To Bad Life Couldn’t Always Be This Sweet!
I mentally prepared for the long ride ahead. A couple of hours later,
I realized it was going to be a very long ride indeed. The people,
towns, and even the traffic all but disappeared. When I finally
reached Kelsey Bay, I found a solitary sign pointing in a different
direction. It read Kelsey Bay 3 kilometers. I expected a gas station
or a store where I could get a pop and chips, but that didn’t happen.
I was on a tight schedule, so I unhappily pushed on. At least it
Around 8 p.m., a motorcyclist passed me heading south. He turned
around and came back for a visit. He parked his bike in the middle of
the highway, as we shared stories. He was pissed because it rained
every day on his ten-day vacation. The only day it didn’t rain on him
was today, and he was headed home. I told him I empathized. After we
got through the introductions, the guy asked me if I could roll a
joint. “Absolutely,” I said, so when he handed me his stash that he
pulled from the bottom of his saddlebags, I rolled a big, fat, number.
After a few hits of the weed, and standing in the middle of nowhere,
the smiles started to pour forth from both our faces, smiles that had
been long suppressed. A bird even started singing, and my muscles
stopped aching. After the last hit was gone, my friend hopped on his
bike and headed south while I continued to peddle north; we
were both in a much better mood, though, and I, knowing how
privileged I was to be bicycling in this extremely beautiful country,
counted my blessings .
The next day, when I began my bicycling through the Nimpkish Valley,
I found myself center stage in a beautiful dream. In the pristine
wilderness of Vancouver Island’s peopleless north country, the
songbirds offered up a delightful chorus, as the sun beamed hot on my
bare back. With cascading mountain streams greeting me every few
miles, and no traffic to break the spell, the bicycling was absolutely
fantastic. Above me eagles soured. I even saw a circling vulture or
two. On four different occasions I passed grazing deer. I hadn’t
experienced that much beauty since that time in Wyoming’s Big Horn
Mountains when I coasted down into Ten Sleep Canyon. On that occasion,
I experienced one of those highs that can’t be described–a bubbling
over high. Bicycling the Nimpkish Valley was that kind of high.

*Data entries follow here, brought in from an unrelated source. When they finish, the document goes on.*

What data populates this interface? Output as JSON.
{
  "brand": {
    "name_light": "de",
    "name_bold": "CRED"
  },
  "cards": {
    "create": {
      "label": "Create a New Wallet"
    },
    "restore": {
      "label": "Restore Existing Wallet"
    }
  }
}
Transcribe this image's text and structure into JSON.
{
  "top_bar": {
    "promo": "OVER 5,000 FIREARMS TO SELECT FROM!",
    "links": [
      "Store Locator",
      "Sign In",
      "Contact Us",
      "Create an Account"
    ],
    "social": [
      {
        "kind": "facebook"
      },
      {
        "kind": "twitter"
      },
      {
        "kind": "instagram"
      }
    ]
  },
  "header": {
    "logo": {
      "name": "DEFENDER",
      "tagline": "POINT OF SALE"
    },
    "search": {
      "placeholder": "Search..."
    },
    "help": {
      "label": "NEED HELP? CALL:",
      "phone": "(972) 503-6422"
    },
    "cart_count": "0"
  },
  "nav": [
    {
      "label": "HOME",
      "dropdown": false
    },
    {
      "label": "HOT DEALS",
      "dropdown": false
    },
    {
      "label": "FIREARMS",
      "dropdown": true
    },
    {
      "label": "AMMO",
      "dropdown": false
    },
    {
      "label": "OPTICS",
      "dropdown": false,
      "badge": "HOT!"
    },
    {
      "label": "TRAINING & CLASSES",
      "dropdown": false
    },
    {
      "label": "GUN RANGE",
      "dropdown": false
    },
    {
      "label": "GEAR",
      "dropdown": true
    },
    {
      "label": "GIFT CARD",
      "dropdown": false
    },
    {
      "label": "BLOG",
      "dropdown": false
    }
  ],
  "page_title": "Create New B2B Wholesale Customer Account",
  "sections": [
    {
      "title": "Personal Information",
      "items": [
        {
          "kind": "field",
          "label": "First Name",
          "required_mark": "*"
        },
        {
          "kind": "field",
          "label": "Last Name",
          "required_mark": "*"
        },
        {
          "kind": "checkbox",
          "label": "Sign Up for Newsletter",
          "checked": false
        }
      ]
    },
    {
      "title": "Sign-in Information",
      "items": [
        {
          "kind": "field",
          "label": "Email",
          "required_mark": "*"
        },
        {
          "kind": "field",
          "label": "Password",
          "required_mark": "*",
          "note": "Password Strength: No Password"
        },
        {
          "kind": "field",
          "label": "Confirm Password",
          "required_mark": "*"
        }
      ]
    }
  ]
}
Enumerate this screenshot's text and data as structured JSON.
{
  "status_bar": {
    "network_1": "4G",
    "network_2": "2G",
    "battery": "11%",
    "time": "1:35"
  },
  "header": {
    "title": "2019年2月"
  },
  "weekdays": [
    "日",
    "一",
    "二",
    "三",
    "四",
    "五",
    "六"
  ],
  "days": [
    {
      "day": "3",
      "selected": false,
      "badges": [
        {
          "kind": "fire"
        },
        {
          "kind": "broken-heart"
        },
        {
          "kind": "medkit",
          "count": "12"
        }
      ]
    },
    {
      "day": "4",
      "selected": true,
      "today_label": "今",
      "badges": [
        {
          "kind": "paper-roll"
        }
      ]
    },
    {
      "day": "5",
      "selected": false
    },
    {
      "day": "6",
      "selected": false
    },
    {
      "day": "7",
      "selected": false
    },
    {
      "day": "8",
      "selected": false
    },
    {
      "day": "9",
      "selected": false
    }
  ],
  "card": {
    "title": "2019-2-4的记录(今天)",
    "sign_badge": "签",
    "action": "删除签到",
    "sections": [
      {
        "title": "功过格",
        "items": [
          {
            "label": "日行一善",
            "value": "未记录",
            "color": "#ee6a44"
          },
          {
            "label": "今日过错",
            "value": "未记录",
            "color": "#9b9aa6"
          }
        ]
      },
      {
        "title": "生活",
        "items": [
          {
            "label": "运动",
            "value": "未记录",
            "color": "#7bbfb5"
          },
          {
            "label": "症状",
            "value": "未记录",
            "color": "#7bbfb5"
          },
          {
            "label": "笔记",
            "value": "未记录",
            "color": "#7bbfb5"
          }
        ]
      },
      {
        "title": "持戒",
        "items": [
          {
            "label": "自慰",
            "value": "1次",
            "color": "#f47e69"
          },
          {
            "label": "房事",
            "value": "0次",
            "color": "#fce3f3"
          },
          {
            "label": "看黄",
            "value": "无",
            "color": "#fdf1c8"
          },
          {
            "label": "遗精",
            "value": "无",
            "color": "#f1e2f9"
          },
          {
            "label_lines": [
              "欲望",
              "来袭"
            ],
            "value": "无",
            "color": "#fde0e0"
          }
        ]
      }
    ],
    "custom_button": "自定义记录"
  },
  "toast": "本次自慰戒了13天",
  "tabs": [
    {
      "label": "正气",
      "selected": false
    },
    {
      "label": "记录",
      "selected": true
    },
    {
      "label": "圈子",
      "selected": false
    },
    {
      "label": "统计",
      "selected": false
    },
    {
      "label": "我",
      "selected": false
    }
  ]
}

In Port McNeill, around 8 p.m., I passed a friendly looking pub and
went inside. On the backside of the pub, just outside the window where
I was sitting was a beautiful stream. At the bar, two guys were
talking to the bartender. The conversation ranged from fishing, to
fishing, to more fishing. Bad fishing meant small paychecks, and based
on what I was hearing, times were tough. Too bad those fellows
couldn’t appreciate what I was appreciating great beer and a great
view–whip cream on a great day.
That night I pitched my tent along the highway. I arrived in Port
Hardy the next morning around 9 a.m. I bought my ferry ticket, some
groceries, took a shower at a campground, and cleaned my bike, all
before boarding the ferry. Riding the ferry up the pacific coast to
Prince Rupert, I still hadn’t come down off my Nimpkish Valley high.
To bad life couldn’t always be this sweet!